According to Matt Kingsley, a member of the Lone Pine Community Center Planning Committee, the new community center would serve as a preeminent youth center for Lone Pine youngsters, and would be managed by a local nonprofit such as Healthy Communities of Southern Inyo.
The new building will also be available for private functions and business meetings or training sessions “for a small user fee” that would be used to help with maintenance costs for the facility, Kinglsey said.
In preparation for its meeting with the Board of Supervisors, the Community Center Planning Committee compiled a list of potential user groups who have expressed interest in using the center, if it is built. That list includes organizations such as the Los Angeles Department of Water and Power and McDonald’s, who have said it would be a good place to hold training sessions.
The Community Center Planning Committee has its eyes on a piece of property the county leases from the LADWP adjacent to Spainhower Park. The piece of property was recently fitted with a new sprinkler system and grass during a park restoration project in 2009.
“We’re asking not only for support of this project, but also an agreement or Memorandum of Understanding with the county that will allow us to do the project,” Kingsley said.
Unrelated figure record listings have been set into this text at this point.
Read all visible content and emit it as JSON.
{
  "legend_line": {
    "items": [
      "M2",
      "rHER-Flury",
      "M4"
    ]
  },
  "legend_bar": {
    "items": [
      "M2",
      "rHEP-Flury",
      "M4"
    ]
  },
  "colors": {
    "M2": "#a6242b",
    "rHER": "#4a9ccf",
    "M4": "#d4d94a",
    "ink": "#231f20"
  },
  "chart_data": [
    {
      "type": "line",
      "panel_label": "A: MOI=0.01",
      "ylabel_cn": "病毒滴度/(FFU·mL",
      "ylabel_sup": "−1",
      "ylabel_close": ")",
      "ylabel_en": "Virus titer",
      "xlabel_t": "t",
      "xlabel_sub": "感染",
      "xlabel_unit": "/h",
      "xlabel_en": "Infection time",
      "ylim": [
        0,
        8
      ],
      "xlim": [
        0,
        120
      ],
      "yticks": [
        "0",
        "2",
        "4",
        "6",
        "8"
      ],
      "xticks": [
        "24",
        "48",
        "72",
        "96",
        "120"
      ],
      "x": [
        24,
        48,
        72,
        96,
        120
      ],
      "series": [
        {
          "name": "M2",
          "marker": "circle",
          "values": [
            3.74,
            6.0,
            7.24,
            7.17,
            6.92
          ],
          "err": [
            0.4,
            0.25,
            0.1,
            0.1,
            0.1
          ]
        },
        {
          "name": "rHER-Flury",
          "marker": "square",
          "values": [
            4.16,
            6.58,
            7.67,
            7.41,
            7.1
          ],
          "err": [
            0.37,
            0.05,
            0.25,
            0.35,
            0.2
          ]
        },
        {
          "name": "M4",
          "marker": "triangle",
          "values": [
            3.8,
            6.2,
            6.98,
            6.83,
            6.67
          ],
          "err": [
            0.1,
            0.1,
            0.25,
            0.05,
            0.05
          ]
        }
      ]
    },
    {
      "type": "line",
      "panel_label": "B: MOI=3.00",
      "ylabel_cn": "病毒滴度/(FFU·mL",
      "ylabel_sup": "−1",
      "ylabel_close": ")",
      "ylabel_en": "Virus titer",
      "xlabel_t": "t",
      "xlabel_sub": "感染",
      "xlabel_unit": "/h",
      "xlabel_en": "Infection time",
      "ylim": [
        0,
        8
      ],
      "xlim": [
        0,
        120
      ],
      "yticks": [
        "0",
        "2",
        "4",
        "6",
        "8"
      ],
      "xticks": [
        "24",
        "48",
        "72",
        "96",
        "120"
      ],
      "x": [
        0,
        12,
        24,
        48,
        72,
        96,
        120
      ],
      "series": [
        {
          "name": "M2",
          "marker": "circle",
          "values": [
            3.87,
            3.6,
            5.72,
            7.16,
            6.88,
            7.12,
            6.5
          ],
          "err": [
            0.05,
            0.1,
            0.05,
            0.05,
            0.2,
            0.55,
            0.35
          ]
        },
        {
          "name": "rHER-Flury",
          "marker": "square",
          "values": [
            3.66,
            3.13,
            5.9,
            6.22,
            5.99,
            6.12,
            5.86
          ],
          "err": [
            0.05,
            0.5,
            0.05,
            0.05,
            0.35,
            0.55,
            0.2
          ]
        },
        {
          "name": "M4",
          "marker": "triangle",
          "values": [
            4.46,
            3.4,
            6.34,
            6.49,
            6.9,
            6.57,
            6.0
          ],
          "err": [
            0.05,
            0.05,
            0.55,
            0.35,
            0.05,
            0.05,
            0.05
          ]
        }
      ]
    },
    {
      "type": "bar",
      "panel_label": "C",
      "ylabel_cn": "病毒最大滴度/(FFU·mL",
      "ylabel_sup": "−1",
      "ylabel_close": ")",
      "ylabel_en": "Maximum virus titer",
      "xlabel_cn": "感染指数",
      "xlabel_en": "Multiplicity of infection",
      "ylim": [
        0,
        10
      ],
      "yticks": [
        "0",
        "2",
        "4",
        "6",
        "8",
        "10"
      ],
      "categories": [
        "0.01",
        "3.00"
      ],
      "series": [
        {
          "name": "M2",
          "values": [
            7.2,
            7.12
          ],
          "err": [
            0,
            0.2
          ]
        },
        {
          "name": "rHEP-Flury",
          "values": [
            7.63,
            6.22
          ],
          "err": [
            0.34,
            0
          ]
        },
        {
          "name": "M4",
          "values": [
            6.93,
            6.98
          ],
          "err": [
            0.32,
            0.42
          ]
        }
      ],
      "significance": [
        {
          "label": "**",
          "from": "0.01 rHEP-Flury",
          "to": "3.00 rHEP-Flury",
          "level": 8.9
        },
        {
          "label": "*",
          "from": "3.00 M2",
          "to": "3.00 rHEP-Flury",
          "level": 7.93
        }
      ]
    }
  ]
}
Lone Pine resident and member of the Community Center Planning Committee Jaque Hickman told the Board of Supervisors that there are ongoing efforts in Lone Pine to enhance curb appeal and bring visitors to the area.
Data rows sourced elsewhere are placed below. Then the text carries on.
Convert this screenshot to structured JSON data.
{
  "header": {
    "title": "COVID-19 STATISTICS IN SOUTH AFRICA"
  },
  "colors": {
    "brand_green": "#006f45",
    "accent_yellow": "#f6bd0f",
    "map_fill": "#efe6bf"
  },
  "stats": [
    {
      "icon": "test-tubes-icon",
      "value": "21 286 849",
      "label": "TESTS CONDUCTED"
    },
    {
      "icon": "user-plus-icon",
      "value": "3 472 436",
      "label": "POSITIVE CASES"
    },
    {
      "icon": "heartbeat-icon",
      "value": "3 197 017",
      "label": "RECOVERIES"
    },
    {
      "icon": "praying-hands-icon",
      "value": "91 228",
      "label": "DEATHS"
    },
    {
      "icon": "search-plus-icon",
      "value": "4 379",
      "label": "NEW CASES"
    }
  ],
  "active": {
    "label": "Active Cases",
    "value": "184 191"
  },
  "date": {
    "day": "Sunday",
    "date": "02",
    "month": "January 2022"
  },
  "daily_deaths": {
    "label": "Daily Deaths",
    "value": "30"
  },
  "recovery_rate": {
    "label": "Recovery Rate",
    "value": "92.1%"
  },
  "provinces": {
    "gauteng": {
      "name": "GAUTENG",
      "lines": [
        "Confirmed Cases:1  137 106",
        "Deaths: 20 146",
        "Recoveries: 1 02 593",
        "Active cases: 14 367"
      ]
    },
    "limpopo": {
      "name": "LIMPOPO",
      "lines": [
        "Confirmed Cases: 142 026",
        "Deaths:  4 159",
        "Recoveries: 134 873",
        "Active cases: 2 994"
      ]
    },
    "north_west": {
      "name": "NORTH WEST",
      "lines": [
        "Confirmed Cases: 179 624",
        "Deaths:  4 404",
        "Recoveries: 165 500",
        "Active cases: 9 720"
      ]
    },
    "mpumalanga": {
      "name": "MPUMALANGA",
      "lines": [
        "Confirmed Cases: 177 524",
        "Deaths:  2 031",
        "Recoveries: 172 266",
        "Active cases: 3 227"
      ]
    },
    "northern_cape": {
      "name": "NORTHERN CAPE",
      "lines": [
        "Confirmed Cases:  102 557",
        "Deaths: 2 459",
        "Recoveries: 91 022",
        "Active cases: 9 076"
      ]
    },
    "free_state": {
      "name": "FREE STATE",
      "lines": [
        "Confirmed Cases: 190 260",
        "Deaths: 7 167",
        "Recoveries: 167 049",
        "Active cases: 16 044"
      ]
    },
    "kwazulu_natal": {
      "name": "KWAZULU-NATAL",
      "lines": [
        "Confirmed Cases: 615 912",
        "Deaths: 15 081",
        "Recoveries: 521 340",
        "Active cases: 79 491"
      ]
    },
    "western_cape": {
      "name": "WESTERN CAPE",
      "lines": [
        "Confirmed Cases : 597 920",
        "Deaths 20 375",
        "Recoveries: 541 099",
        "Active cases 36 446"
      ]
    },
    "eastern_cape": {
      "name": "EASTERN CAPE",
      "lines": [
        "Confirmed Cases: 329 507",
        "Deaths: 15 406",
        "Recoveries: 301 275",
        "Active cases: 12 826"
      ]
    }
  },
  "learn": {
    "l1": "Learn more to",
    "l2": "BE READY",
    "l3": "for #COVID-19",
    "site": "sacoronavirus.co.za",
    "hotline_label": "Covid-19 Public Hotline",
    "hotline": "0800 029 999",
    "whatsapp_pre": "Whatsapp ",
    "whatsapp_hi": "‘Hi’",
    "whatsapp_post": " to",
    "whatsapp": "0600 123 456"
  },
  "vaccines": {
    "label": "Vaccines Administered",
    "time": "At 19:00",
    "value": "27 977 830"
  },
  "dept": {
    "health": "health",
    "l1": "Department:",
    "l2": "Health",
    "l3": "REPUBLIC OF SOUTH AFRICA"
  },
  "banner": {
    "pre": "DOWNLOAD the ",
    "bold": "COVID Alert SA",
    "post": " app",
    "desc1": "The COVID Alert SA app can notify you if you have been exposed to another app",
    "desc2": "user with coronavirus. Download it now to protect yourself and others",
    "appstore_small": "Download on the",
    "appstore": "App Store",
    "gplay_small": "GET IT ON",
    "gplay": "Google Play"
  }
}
She said the community center would be a draw for more than just residents and local groups, as it could be used for business retreats for out-of-the-area organizations.
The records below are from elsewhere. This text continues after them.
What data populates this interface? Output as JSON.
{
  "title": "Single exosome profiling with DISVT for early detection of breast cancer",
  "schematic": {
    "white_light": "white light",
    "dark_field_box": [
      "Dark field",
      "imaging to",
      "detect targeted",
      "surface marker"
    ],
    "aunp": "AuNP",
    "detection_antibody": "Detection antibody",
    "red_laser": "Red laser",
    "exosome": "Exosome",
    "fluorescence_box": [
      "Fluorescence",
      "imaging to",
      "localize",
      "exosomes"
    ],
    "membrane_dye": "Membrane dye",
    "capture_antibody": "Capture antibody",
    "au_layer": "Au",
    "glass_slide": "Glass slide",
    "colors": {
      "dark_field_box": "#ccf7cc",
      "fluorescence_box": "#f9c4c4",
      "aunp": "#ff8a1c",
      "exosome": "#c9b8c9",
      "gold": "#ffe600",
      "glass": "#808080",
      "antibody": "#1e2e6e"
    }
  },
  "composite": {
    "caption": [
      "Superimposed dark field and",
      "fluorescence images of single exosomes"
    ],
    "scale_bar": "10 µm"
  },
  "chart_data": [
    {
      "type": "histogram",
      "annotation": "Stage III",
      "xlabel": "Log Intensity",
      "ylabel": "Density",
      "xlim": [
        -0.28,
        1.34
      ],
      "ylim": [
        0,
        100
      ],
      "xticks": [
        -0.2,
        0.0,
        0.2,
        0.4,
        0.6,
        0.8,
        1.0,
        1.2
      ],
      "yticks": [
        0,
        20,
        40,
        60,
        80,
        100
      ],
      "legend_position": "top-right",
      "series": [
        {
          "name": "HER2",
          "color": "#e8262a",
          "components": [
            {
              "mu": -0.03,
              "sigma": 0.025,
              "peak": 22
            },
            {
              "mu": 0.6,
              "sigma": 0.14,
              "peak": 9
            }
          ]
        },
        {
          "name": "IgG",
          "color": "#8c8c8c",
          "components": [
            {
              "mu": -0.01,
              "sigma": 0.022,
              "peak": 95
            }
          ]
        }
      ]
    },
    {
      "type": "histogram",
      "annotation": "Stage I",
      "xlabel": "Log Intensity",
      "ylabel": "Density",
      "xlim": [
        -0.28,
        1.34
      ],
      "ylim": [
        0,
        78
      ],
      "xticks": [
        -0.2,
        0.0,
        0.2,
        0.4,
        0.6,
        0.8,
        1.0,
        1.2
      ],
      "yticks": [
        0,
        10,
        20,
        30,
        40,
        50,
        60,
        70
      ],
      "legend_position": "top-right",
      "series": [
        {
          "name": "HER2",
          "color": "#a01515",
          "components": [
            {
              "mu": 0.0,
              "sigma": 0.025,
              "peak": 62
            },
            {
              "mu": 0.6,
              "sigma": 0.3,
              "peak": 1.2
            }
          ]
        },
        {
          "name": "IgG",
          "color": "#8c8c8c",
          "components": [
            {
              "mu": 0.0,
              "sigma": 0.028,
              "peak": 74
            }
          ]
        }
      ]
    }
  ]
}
Hickman went on to point out that Statham Hall in Lone Pine, which serves as both a community center and senior center, is “antiquated” and does not meet the needs of many groups and organizations.
“Everybody wants to take something from the county, and I want to give something to the county,” Haas told the board.
Fourth District Supervisor Marty Fortney said he appreciates the donation Haas is willing to make to the county, but expressed concerns about the county accepting ownership of the building and being responsible for its maintenance.
“I support the concept and the generous offer, but I have some concerns. The county can’t afford to maintain Statham Hall and the Big Pine Town Hall roof leaks,” Fortney said.
County Administrator Kevin Carunchio said that the building would have to be gifted to the county because the current lease agreement on the park property does not allow for a third-party building on the grounds.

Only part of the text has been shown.